Budgeting Life Hacks: OLAP Cubes Make Budgeting Easier
Who doesn’t want to make their lives easier? I think that’s why life hacks are so popular. Budgeting is critical for staying in alignment with our strategic objectives but that doesn’t mean that there aren’t ways to make it easier and better.
Don’t worry about whether you’re using a modern budgeting solution or if you haven’t migrated to one yet from Excel, either way, the elements of an OLAP cube (online analytical processes) are a great way of assessing whether you’ve considered everything you’ve needed to or if you’ve got a bit more work to do. When you go through them, you’ll be well on your way to producing a budget that contains a full scope of variables and assumptions that will serve you well.
Creating and utilizing a perpetual budget using cube structures as your guide gives you a solid base for your overall budget as well as for revisiting when you’ve got what-if scenarios to run. Here’s a link to an article I wrote for the annual Financial Executives International magazine that explains it in a lot more detail if you’d like to check it out.
Ban the Vacuum
Get comfortable with the fact that your budget won’t be created or used in a vacuum. Reality will come at it from every direction. Consider your data - all the facts, assumptions, timing, risks, and alternatives - as part of your data warehouse. Your KPIs, their dependencies and variables are on sliding tracks, just like the adjustment filters on an equalizer. You’re able to move the elements separately of or in conjunction with one another. Nothing happens in isolation and there’s always a consequence to any movement.
Cube Structures
Each of these cube elements need to be considered as you preparing your annual budget, make adjustments or create what-if scenarios.
- Fact Tables - Processes or events.
- Dimension Tables - The who or when.
- Dimensions - Used independently, multiple times within a table, or in multiple tables.
- Attributes - Characteristics that describe something.
- Schemas - Where attributes intersect between tables.
- Relationships - Hierarchies and exceptions.
- Measures - The numbers (i.e. quantities, prices, and sales). They associate the dimensions with one another.
- KPIs - Leading indicators move the needle, lagging indicators record the outcomes.

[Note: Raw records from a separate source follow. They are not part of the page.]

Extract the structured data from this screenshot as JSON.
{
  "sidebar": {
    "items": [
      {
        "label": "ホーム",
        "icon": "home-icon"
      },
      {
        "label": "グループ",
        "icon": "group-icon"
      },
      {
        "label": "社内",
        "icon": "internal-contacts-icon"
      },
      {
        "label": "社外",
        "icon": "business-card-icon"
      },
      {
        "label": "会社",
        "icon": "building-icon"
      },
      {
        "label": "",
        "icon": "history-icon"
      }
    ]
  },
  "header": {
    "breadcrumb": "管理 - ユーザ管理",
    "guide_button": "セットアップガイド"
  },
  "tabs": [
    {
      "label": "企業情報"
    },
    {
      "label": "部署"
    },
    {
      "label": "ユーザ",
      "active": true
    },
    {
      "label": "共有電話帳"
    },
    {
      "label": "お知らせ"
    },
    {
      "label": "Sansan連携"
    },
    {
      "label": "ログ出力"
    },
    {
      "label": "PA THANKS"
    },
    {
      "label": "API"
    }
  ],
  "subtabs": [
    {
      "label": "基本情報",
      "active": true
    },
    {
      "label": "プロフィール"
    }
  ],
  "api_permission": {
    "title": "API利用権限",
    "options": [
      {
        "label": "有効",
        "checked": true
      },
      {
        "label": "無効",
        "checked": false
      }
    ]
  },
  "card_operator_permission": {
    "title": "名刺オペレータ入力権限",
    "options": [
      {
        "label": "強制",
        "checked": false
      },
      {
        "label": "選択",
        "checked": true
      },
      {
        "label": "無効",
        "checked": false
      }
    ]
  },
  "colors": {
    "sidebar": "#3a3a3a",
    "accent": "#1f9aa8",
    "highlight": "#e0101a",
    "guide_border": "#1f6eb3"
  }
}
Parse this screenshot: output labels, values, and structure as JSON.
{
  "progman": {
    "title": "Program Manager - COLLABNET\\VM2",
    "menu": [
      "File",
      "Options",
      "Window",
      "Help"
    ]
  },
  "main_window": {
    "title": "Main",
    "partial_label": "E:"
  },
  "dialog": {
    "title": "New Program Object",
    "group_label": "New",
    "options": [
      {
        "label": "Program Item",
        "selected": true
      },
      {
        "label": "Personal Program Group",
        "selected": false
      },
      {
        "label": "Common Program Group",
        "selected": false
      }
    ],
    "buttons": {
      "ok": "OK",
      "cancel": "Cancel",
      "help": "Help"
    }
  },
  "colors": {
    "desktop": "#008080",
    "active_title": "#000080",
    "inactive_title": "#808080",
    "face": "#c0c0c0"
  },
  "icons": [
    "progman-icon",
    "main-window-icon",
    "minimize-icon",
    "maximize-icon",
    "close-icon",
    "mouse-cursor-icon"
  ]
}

- The cube - The output that you use for evaluation; such as balance sheet, P&L, and cash flow reports.
Scenario Planning
Most financial professional can easily accept that things are going to happen. Life rarely plays out exactly as we’ve planned. Options are all around us. Choices need to be made. Extend the OLAP cube concept to your scenario planning as you encounter these decisions that need to be made. Using the cube elements doesn’t change your planning, it just makes it easier. There’s no need to start from scratch each time an opportunity or challenge presents itself, just use the elements as your guide to ensure that you’ve considered everything you need to and the outcomes that you expect would be produced.
Manage by Exceptions
How long would it take you to review every line item on your financial statements each month? Answer: More time than you have. To understand the impact of the budgets and what-if scenarios you create you need to manage by exception, just as you do with your financial statements each month. Watch your ratios, volumes, and the dollars that fall out of line with your expectation.
Perpetual Budgeting
It may seem like it’s an ominous chore but perpetual budgeting lets you relax and continually keep your budget in line with your strategic plan. Rather than the several-months-long process that budgeting usually takes, it’s easier stay on top of your strategic goals, evaluate progress, and make needed adjustments when your budget is truly a forecast; a dynamic document that includes your assumptions, comparisons with reality, and can easily be utilized for what-if scenario planning. How can you apply the cube elements to a decision you need to make? Use these budgeting hacks to make your life easier.